I follow his direction. More cautiously, I land next to him but keep my distance. A dreadful six inches separate our bodies.
That should be enough.
>
I’d normally stand this far from Banks.
Thatcher stares down at me, as though assessing my temperature from sight alone, and I look up at him, aching to step a little closer.
“It should heat up soon,” Thatcher says, standing sturdy next to the oven door. He glances from the kitchen entryway to my arms that hug my body. “Can I?”
My lips pull higher. “Can you…?”
He reaches out and his fingers run gently along my wrist, tingling my soft flesh. I pulse between my legs, and I inhale without the ability to exhale. Warmth pricks my nerves like he’s carried me to a roaring fire.
Our eyes dive deeper, and when I nod him on, his clutch strengthens. He guides my palm over the flaming stovetop, and his hand lingers on my wrist, not letting go of me.
I don’t want him to.
My hip brushes his stoic body, the six inches now shrunk to zero. Thatcher and I risk the nearness, and he’s so perceptive of his surroundings that I trust his instincts if we go too far.
He subtly checks the entryway.
I check more blatantly.
Clear.
Attention returned to each other, I whisper, “I’m glad you’re here with me.” I’ve said so a few times already. “I like you—I mean, I more than like you, which you know…” Nervous flush bathes me, and I stare at him, panic-eyed.
He seems so put-together in this moment, and I’m still frazzled like an awkward mess. Yet, I love how he makes me feel utterly unraveled. As though he’s the only man who can reach a rare piece of me and pull and undo me at the seams.
“You know,” I add unhelpfully.
“I know,” he confirms.
“Good.” God, he’s hot. His whole unfaltering demeanor. His whole being.
He nods back, tension brewing. Thatcher studies me a beat longer. He has that look again. Like he’s staring directly into the brightest, hottest sun. “I want to ask you something that might be hard for you to answer.” He eyes the entryway, then me. “Later tonight?”

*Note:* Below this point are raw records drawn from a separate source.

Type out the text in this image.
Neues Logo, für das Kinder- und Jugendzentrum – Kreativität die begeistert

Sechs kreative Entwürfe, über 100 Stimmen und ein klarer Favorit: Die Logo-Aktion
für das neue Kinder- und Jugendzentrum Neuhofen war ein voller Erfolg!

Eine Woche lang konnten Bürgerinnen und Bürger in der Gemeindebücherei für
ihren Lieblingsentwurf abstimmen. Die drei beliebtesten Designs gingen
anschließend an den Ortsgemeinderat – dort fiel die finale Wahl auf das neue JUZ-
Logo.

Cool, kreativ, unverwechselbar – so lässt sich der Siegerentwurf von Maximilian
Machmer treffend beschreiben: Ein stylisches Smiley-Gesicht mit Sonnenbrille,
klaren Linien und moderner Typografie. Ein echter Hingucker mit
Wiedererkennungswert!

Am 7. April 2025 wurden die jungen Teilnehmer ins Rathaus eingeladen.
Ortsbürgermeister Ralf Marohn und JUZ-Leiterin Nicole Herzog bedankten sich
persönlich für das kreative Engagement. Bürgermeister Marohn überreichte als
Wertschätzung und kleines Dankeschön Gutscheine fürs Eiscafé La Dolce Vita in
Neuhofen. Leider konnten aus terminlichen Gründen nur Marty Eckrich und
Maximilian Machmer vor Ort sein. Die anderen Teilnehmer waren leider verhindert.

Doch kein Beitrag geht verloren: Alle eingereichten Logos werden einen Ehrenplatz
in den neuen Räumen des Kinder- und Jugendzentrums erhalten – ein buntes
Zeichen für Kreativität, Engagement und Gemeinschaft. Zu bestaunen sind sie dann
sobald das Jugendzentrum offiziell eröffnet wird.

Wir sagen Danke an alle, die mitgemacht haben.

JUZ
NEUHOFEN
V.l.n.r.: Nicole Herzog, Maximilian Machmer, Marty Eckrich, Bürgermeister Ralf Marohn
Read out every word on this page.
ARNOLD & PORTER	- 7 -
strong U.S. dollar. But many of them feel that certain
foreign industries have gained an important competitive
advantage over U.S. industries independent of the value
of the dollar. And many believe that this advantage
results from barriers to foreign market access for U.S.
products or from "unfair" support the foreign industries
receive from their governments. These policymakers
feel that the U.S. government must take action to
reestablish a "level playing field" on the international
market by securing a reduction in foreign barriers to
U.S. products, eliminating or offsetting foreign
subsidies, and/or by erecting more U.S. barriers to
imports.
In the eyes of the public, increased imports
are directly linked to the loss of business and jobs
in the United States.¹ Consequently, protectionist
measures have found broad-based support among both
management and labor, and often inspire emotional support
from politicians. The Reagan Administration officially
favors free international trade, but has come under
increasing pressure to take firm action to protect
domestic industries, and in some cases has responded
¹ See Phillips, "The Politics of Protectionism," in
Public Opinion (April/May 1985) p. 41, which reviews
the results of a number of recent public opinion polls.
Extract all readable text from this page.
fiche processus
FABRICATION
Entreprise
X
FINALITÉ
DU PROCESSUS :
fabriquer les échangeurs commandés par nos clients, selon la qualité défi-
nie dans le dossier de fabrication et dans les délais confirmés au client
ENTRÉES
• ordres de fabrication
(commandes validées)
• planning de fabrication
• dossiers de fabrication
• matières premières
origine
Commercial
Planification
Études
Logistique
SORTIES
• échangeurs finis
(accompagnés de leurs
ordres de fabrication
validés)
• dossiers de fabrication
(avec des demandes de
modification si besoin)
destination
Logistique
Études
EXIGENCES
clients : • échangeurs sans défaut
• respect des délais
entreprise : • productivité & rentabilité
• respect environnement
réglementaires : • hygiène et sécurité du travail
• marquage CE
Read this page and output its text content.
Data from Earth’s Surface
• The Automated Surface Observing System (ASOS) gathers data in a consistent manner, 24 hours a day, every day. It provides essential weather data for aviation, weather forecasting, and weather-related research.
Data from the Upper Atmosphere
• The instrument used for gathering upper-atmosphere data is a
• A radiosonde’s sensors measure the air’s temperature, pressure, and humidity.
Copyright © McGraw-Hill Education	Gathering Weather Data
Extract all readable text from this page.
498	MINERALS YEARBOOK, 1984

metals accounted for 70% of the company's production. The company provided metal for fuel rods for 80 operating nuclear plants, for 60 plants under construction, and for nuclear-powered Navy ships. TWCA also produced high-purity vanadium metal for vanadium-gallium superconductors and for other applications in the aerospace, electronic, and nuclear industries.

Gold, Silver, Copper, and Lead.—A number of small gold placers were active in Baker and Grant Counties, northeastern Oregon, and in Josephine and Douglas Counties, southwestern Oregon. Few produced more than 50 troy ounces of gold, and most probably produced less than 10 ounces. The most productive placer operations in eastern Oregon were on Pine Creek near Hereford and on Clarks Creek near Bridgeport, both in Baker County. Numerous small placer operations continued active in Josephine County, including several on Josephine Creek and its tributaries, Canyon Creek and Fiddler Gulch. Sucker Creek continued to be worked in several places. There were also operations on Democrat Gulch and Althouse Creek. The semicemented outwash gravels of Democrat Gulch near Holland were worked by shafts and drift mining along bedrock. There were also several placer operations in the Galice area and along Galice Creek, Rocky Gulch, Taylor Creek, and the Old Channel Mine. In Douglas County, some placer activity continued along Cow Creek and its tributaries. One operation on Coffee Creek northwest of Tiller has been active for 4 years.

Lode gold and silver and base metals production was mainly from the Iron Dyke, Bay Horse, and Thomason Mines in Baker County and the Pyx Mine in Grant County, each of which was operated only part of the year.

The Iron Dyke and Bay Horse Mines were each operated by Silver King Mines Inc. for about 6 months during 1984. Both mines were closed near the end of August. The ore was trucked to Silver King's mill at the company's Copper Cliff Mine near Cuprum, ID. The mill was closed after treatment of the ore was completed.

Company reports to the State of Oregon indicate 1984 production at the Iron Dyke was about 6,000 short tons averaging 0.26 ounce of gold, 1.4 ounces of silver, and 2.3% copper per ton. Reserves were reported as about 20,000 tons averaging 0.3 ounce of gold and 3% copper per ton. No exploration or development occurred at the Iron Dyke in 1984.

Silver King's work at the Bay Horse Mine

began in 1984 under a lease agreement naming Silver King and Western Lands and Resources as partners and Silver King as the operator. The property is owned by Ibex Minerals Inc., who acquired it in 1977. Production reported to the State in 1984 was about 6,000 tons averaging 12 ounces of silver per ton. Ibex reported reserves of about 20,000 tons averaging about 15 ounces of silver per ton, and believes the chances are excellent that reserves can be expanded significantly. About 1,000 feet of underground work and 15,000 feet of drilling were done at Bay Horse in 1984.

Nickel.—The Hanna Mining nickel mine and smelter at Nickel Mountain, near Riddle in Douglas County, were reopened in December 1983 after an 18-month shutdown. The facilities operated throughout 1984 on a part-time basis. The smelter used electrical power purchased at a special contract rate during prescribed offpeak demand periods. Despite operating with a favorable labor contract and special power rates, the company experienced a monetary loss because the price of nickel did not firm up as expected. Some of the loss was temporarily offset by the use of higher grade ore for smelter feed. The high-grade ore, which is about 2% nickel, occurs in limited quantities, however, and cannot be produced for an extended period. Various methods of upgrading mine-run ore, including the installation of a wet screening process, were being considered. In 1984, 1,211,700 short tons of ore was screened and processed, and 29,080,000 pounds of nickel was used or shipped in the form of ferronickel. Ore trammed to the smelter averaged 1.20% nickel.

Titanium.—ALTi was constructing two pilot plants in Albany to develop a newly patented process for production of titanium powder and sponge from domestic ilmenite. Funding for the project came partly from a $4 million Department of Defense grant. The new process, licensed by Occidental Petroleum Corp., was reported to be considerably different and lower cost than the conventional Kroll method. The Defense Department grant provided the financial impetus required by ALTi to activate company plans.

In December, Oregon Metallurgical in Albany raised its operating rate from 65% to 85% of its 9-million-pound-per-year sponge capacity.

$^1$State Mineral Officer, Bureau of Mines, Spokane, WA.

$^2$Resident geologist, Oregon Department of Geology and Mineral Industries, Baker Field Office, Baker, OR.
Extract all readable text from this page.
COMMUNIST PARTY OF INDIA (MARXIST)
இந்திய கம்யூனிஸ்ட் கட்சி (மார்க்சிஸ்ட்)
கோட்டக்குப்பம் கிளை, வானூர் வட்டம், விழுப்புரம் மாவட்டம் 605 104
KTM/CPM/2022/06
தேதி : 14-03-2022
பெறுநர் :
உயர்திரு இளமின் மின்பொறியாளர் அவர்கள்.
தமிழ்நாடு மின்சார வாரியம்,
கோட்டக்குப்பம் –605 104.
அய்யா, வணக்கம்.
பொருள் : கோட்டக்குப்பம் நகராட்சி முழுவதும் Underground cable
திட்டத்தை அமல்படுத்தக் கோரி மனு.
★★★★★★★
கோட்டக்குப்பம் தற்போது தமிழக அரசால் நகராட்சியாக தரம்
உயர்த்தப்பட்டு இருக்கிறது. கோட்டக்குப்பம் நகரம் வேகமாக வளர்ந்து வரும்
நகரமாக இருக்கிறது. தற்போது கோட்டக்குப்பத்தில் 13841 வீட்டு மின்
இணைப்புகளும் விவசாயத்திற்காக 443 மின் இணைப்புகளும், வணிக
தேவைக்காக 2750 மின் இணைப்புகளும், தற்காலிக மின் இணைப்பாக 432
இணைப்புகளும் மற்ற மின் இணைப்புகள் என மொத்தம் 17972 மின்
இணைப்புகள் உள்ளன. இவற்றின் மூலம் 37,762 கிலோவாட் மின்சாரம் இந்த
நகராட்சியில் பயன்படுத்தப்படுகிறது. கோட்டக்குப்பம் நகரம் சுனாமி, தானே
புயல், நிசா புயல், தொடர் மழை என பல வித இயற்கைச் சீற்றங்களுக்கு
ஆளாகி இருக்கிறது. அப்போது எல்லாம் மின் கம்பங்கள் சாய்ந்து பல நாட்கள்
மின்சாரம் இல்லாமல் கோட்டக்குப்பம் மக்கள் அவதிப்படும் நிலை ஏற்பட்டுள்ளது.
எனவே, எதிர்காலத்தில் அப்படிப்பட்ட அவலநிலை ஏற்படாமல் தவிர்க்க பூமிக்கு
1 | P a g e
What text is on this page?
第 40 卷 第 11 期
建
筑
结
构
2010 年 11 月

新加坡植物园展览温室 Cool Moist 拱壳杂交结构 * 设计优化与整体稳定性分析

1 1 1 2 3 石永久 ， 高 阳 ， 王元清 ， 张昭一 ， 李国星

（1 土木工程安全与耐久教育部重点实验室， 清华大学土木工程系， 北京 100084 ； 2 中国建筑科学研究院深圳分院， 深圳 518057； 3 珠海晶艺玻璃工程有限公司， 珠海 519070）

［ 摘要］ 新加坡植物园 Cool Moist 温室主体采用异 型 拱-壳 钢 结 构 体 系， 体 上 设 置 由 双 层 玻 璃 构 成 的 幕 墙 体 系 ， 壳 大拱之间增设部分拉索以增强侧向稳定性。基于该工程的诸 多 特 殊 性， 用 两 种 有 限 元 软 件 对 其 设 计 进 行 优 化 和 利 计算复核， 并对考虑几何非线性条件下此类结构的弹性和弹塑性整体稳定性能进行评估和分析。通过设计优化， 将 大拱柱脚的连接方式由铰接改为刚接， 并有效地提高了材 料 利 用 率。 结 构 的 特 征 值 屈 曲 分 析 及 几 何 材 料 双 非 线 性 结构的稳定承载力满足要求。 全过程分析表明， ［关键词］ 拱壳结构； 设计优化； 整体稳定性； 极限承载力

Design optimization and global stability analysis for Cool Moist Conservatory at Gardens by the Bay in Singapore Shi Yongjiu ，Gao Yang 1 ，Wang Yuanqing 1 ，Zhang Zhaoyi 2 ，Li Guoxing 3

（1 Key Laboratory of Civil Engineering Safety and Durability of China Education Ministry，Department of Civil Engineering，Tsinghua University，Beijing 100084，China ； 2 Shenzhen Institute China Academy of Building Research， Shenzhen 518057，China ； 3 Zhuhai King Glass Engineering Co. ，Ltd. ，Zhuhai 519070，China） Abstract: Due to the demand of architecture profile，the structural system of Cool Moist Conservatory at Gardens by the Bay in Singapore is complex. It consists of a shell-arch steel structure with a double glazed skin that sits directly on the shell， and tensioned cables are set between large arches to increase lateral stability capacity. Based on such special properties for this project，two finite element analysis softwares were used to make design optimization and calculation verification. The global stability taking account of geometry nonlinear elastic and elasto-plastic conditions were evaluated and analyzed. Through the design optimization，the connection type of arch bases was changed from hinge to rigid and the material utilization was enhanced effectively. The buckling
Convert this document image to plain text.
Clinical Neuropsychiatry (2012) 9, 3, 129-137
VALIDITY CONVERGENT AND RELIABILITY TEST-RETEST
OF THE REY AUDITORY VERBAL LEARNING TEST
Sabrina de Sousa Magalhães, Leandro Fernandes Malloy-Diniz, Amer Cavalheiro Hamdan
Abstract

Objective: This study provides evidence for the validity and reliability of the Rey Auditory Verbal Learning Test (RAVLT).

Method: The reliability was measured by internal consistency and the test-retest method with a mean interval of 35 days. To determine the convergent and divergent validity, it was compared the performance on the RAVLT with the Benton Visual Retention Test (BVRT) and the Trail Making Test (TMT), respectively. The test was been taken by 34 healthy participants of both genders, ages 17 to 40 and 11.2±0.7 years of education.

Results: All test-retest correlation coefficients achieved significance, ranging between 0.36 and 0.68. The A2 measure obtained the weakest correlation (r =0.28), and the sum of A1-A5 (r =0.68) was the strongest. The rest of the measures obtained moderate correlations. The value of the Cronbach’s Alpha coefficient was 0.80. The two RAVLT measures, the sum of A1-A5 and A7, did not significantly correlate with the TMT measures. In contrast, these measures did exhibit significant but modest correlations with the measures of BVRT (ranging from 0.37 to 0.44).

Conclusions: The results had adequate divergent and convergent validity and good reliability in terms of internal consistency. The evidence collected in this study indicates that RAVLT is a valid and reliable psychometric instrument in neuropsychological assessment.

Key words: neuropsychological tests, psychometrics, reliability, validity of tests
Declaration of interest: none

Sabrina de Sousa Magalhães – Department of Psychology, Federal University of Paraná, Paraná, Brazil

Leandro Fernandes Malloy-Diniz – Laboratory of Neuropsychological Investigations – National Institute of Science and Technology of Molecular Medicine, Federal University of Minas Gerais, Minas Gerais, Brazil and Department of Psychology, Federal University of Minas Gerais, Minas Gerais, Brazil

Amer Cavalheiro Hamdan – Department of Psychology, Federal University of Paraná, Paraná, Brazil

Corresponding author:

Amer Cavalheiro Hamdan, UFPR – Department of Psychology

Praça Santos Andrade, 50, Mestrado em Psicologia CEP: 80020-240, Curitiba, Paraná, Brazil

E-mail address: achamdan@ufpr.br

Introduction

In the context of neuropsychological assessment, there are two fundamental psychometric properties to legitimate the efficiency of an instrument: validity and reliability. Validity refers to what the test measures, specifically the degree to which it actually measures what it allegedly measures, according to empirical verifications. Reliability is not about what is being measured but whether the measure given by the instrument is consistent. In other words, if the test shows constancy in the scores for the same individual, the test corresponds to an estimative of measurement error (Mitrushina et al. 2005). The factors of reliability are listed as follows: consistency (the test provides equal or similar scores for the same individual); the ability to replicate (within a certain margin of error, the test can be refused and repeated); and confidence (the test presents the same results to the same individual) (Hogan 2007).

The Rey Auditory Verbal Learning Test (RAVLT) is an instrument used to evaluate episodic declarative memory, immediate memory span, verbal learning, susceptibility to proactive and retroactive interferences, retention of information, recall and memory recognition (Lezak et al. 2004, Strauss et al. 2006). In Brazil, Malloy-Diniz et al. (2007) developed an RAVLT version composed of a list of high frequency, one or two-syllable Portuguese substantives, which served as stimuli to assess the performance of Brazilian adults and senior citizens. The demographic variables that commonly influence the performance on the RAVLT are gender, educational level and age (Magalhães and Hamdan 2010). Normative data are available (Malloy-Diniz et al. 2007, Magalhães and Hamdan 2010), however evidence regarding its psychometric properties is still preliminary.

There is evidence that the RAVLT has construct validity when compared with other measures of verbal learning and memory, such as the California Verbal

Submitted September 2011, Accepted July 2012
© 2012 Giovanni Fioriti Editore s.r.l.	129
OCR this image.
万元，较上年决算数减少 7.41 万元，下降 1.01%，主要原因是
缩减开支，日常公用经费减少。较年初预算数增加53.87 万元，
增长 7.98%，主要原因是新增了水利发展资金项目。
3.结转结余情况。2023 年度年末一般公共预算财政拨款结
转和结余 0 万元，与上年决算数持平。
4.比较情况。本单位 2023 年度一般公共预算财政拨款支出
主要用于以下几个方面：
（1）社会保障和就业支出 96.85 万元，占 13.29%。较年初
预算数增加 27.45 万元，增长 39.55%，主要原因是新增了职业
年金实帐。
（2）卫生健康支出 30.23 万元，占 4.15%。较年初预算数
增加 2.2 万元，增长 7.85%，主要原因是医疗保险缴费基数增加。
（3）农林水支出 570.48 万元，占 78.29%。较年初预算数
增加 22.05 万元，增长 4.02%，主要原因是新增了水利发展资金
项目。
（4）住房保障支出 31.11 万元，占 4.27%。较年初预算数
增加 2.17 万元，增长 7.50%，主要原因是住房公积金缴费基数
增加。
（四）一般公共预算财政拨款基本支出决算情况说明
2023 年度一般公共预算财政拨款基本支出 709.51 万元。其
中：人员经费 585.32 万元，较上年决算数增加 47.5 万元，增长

Curiosity has latched its sharp claws into me. “You can ask me now.” I whisper even more quietly. “If you think it’s safe to talk.” We hear footsteps above us and chatter in the distance, but the kitchen is ours in this second.
He sweeps our surroundings one more time, then nods. “We can now, if you really want.”
“I want to know.” I cage a breath in preparation. “Go ahead.”
His mouth dips towards my ear, his voice low and gentle. “Why are you afraid to love me?”
I shake my head on impulse, and a cold pain stabs my lungs. “I don’t…I’m…” I lean to the right.
“Watch out—Jane.” Thatcher lifts my hand higher. I nearly pressed my palm to the iron stovetop.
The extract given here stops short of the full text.